My next steps are to setup LSP (language server protocol) (maybe with https://github.com/autozimu/LanguageClient-neovim or maybe it’s built in with the last nvim releases?), and https://github.com/nvim-lualine/lualine.nvim. And once I get that configured, I want to use Ansible to propagate it out to all my computers, servers, and laptops.
When it comes to git-related utilities and sites, there was only one new thing I started using – pre-commit. I set it up for some of my repos to check things like Python import sorting, yaml file syntax, and so on. It helps to minimize the diffs in commits to only what has truly changed.
I admit that I mostly forgot about the existence of gh this year.
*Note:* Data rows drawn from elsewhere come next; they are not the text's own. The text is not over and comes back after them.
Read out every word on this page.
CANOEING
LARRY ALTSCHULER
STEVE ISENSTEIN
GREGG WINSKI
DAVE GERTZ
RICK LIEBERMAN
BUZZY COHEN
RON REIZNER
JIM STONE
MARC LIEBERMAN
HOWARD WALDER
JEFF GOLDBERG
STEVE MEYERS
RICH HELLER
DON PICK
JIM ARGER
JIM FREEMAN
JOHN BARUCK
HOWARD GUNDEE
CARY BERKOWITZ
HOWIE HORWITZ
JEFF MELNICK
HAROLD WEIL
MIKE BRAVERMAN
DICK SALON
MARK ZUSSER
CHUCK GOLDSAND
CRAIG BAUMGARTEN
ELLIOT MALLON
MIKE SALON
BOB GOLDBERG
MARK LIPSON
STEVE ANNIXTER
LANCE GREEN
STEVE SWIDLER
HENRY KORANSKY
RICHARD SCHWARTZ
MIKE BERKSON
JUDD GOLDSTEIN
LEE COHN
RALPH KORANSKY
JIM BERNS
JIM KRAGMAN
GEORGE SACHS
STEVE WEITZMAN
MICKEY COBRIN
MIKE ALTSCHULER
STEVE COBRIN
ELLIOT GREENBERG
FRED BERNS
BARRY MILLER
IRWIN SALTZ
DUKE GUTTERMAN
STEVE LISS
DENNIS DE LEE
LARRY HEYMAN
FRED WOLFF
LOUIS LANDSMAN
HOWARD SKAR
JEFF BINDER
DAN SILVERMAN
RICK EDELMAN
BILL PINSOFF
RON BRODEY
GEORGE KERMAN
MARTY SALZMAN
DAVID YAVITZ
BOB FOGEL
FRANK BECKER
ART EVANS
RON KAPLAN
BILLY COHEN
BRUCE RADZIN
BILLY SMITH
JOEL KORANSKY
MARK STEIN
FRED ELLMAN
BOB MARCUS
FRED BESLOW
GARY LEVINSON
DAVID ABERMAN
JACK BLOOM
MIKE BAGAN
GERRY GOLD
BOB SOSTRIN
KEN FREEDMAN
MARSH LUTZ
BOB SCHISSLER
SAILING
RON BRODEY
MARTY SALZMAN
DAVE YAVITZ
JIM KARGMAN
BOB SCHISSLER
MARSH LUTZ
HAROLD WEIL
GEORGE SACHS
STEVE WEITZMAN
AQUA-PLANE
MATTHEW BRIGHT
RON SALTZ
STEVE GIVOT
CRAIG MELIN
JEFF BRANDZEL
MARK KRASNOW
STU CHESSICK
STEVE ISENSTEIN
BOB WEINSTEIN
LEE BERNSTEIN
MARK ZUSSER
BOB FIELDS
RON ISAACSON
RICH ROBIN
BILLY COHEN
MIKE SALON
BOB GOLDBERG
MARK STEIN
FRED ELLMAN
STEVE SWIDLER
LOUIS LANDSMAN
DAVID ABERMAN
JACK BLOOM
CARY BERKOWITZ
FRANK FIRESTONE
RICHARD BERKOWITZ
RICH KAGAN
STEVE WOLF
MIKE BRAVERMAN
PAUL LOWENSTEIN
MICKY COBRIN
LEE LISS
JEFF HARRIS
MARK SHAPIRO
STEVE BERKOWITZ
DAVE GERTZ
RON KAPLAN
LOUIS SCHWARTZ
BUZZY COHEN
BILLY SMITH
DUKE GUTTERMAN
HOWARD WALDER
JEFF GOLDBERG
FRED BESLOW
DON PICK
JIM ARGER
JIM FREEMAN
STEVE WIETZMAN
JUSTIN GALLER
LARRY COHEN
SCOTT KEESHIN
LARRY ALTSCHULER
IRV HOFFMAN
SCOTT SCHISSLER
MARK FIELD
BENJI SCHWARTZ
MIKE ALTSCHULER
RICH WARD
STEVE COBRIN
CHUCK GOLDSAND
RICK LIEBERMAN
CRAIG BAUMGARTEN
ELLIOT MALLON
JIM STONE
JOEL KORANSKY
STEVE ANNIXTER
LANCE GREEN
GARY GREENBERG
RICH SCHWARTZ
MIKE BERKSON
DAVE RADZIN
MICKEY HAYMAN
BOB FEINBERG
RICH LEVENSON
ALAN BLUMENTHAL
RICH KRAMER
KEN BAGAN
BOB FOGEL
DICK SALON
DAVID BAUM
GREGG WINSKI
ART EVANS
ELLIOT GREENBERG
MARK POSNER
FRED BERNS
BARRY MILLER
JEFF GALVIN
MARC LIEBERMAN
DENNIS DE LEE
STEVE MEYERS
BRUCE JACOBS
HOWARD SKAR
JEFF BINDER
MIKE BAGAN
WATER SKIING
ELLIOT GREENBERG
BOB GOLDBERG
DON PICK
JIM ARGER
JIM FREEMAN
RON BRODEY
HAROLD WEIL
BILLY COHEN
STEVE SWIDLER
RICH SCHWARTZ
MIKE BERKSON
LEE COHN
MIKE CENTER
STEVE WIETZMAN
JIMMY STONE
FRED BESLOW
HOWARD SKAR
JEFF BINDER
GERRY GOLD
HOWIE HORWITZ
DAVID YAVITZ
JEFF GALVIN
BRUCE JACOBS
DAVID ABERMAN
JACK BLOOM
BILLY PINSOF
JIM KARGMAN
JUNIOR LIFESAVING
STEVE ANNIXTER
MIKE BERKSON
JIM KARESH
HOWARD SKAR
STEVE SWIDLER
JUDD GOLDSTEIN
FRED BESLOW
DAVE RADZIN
I only remembered it when I ran an update and saw that it was one of the packages updated. When interacting with Github, I mostly used the site.
I continued to use Github Actions to automate aspects of repository maintenance, including generating release notes for some of my repos.
I continued to use a local instance of Gitea to maintain my private git repos.
Mentioned in prior years, but not used this year
MS Visual Studio for C#/Unity
This year I didn’t do any video game development, so I had no need for MS Studio or Unity.
Since I mostly use Github Actions and I didn’t work on the package that I do use Drone for, I didn’t really make any use of it this year.
As I mentioned above, I switched over first to Atom and then to VS Code for my Circuit Python coding needs.
I’m not even sure if this project is still in development, but until I stop using JetBrains software, I won’t really have a need for it anymore. I may take it off the list next year.
Since I use GitKraken when I’m programming Unity on Windows and I didn’t do any video game programming, GitKraken didn’t really get any use.
I generally prefer to program in CircuitPython so I didn’t really use the Arduino IDE this year. I’m excited that the new UI is finally out of Beta, but I don’t know when I’ll next use it.